Tutorials for matUtils, including an example workflow, sample placement uncertainty, and phylogeographic analysis, can be found here.

matOptimize

matOptimize is a program that can optimize the topology of mutation-annotated trees (MATs) using subtree pruning and regrating (SPR) moves for parsimony. The full manual page including detailed parameter information can be found here. matOptimize is installed with the UShER package (see above installation instructions using conda).

wget http://hgdownload.soe.ucsc.edu/goldenPath/wuhCor1/UShER_SARS-CoV-2/2021/05/25/public-2021-05-25.all.masked.pb.gz
# matOptimize. does not support compressed files
gunzip public-2021-05-25.all.masked.pb.gz
matOptimize -i public-2021-05-25.all.masked.pb -o optimized-public-2021-05-25.all.masked.pb -T 32 -r 4

The above commands download a public SARS-CoV-2 MAT (public-2021-05-25.all.masked.pb.gz) and optimize it using SPR moves of radius 4 and 32 CPU threads to produce an parsimony-optimized output MAT (optimized-public-2021-05-25.all.masked.pb.gz).

RIPPLES

RIPPLES is a program that can detect recombinant nodes and their ancestors in a mutation-annotated tree (MAT).
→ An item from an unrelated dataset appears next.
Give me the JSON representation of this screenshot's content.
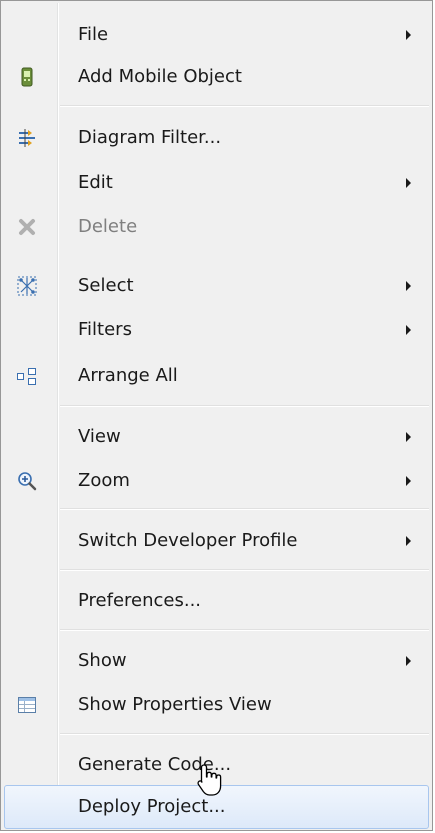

The full manual page including detailed parameter information can be found here. RIPPLES is installed with the UShER package (see above installation instructions using conda).

wget http://hgdownload.soe.ucsc.edu/goldenPath/wuhCor1/UShER_SARS-CoV-2/2021/05/25/public-2021-05-25.all.masked.pb.gz
ripples -i public-2021-05-25.all.masked.pb.gz -T 32 -d recomb_dir/

The above commands download a public SARS-CoV-2 MAT (public-2021-05-25.all.masked.pb.gz) and putative identify recombinant nodes using 32 CPU threads and store the results in the output directory recomb_dir.